The auto-ignition in the end gas in an SI engine was simulated by integrating a turbulent propagating flame model expressed in a spatially averaged form. The computations terminated when any local temperature of the unburned mixture reached 1100 K. The computed result for a central spark ignition case shows that the first local auto-ignition appears at the location between the wall and the flame front. The result also shows that there are several locations which almost come to the auto-ignition between the wall and the flame front. The computed pressure agrees well with the measurement in the time history and the time of the knock initiation. An off-center spark ignition case was also investigated. The result shows that the first local auto-ignition took place in close vicinity to the wall. The analysis of the local temperature history of the end gas reveals that the location of the first auto-ignition depends on which temperature region the local temperature of the end gas stays longer, in the negative temperature coefficient region or in the temperature regions outside of it.

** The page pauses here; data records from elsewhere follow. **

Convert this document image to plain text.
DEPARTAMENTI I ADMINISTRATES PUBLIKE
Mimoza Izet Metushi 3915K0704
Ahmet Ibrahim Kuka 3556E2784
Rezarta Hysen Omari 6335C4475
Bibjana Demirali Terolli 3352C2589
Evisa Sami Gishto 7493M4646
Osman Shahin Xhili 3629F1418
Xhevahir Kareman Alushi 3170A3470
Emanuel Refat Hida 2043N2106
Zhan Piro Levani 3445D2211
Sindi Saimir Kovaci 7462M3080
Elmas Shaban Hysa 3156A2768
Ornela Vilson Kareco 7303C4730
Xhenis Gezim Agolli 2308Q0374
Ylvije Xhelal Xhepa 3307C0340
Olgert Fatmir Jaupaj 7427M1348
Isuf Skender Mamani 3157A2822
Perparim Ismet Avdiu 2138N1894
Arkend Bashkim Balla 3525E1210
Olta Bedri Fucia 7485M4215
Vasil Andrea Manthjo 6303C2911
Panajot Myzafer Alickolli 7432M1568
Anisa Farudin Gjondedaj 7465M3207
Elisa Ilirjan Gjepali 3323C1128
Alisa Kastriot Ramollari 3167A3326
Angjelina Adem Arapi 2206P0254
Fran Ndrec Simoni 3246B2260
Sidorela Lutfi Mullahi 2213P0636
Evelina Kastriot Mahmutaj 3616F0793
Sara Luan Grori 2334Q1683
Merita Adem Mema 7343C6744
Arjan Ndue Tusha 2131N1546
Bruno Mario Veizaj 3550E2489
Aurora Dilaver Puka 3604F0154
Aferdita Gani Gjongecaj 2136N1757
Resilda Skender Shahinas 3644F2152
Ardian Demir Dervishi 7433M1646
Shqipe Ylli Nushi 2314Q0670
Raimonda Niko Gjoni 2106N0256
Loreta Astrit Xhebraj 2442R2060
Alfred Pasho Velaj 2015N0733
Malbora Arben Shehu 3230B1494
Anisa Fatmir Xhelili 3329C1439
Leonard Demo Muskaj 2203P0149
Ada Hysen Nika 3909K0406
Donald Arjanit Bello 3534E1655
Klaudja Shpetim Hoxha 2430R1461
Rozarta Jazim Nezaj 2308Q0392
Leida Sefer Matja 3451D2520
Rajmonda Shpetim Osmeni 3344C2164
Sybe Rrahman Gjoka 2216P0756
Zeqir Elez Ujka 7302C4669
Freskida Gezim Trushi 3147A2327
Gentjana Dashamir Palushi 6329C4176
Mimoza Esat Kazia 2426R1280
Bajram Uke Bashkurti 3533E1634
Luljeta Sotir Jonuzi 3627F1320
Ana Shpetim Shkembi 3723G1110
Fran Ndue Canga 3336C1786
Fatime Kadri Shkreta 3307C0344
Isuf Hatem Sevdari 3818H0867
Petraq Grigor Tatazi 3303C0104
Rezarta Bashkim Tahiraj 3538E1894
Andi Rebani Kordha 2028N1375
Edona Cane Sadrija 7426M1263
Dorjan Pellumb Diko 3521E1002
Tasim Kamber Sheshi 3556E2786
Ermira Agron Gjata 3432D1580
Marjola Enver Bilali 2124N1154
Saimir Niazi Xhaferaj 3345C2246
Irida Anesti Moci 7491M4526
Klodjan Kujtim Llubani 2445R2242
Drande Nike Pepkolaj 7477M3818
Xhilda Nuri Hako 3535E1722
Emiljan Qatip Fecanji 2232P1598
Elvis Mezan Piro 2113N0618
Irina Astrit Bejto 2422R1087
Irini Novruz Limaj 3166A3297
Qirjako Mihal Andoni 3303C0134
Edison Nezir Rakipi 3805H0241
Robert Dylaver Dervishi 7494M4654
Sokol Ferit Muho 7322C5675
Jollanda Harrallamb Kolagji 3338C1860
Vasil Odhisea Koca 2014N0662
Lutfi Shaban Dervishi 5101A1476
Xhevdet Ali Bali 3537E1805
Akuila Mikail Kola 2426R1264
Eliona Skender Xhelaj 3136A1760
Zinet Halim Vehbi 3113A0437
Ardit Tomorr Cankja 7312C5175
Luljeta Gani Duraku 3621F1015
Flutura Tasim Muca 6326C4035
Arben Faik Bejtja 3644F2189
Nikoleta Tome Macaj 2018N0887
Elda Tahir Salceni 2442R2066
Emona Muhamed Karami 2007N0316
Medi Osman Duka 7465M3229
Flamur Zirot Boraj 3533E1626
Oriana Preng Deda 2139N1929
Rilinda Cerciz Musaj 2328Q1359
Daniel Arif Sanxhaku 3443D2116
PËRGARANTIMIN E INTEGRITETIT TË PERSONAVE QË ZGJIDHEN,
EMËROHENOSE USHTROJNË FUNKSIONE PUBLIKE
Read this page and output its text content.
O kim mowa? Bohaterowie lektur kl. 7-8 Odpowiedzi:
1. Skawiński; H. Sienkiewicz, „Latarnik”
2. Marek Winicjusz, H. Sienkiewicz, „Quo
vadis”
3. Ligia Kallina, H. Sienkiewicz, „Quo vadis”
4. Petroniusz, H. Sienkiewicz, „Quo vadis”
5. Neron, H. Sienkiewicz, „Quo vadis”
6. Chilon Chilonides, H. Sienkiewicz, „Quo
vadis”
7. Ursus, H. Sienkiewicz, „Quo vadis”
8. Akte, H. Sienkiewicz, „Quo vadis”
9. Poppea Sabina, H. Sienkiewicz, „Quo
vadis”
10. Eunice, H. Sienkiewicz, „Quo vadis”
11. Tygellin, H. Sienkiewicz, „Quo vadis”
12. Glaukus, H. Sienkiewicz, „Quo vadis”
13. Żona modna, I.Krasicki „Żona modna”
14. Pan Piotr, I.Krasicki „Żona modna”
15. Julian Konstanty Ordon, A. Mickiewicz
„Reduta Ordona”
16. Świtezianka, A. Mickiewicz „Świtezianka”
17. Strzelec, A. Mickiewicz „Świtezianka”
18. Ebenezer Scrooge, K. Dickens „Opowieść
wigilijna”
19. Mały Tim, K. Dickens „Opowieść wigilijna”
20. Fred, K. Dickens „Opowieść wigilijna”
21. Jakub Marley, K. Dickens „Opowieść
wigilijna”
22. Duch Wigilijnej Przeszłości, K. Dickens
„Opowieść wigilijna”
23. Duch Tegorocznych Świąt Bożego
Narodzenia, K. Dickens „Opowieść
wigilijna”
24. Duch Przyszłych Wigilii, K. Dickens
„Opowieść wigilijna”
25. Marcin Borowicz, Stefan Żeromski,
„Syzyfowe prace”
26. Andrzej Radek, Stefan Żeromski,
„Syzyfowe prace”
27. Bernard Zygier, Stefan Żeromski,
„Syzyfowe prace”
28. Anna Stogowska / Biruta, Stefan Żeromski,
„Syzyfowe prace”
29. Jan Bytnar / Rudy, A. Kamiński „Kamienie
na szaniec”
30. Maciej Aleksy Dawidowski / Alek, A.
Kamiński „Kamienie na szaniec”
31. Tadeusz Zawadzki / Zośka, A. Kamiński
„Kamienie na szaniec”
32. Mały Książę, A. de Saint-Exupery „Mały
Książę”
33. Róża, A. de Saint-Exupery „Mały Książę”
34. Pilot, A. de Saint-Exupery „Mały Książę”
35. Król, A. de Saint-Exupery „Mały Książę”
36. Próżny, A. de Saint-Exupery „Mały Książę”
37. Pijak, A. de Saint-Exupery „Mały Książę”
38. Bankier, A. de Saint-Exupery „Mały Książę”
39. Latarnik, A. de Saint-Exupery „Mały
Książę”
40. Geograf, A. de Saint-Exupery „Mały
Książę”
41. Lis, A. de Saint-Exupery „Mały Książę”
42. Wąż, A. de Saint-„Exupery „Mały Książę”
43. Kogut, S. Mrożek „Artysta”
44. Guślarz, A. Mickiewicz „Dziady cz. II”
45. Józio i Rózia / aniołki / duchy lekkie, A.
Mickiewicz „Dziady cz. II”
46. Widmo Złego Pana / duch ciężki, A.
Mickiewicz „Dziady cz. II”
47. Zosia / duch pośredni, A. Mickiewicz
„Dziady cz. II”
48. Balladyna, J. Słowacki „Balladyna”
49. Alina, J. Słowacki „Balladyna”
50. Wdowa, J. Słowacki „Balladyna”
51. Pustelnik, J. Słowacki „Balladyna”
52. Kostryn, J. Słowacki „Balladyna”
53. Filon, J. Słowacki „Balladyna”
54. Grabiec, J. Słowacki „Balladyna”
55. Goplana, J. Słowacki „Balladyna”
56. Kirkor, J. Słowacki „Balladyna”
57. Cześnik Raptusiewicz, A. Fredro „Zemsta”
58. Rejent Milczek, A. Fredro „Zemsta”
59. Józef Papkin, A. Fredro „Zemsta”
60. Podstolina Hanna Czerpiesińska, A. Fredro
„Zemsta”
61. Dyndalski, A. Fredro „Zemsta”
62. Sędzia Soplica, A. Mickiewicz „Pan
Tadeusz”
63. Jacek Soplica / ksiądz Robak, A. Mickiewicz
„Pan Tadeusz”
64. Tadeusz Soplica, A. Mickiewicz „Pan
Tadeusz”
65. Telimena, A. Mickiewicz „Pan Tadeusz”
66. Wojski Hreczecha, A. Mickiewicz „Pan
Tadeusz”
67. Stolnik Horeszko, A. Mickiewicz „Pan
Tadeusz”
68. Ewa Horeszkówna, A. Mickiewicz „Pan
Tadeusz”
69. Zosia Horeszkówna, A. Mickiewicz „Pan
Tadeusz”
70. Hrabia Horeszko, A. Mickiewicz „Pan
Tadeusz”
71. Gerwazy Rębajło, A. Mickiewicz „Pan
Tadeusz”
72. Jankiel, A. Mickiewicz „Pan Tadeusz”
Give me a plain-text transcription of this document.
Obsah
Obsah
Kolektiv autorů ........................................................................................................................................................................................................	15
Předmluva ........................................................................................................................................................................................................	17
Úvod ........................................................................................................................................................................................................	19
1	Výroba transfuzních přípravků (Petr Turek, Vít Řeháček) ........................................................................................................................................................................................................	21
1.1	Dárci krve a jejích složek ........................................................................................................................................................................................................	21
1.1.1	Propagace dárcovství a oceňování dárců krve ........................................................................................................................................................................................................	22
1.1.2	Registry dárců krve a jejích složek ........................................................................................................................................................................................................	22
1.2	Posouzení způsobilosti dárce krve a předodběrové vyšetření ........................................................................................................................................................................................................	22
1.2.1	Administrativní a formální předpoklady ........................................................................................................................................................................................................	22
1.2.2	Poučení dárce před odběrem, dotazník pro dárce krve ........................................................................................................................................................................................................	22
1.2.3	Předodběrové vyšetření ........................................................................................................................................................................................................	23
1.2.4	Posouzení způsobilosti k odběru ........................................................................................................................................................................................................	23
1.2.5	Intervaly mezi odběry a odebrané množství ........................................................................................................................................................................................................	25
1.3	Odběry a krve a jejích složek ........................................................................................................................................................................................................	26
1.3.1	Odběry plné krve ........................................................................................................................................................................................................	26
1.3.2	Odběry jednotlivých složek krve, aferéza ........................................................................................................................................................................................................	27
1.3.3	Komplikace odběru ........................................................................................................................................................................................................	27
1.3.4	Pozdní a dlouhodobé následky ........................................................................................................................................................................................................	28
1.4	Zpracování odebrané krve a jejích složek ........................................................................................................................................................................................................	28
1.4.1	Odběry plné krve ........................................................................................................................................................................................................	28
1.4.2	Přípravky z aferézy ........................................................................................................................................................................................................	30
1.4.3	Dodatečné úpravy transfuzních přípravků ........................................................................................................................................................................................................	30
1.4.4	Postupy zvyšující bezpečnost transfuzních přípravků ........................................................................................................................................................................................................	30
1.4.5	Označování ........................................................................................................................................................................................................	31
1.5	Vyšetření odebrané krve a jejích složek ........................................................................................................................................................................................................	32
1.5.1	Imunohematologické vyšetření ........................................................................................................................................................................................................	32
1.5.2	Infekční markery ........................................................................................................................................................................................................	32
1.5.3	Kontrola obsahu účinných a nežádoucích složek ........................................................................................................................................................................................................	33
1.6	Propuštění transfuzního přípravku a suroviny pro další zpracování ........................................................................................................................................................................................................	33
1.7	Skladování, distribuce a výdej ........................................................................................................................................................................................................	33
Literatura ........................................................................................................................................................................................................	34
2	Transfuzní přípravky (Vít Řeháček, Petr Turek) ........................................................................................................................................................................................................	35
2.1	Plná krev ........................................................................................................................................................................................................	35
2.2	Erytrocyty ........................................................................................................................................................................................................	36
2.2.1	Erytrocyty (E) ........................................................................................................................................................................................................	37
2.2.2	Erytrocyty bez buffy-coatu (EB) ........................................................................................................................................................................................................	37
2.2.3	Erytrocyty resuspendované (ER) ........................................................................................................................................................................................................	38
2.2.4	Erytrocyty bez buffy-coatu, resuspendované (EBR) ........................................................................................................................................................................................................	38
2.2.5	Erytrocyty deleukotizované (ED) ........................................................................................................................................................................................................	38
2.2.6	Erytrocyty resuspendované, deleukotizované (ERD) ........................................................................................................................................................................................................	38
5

The computations were performed for the HCCI engine with the initial fields of uniform distribution of fuel concentration and temperature and of random distribution of them. The result shows that several auto-ignition spots first appear sporadically near the walls and then many auto-ignition spots follow, even though the initial temperature and fuel concentration fields are uniform. The computed temperature fields indicate that many locations reach the auto-ignition and burn, but not the whole volume at the same time. Such appearance of auto-ignition sites and the moderate combustion are typical in high speed photographic observations of the compression ignition and in pressure-time histories presented in the literature.
It is demonstrated that the new approach is an analytical tool for detailed understanding of the auto-ignition in SI engines and in HCCI engines.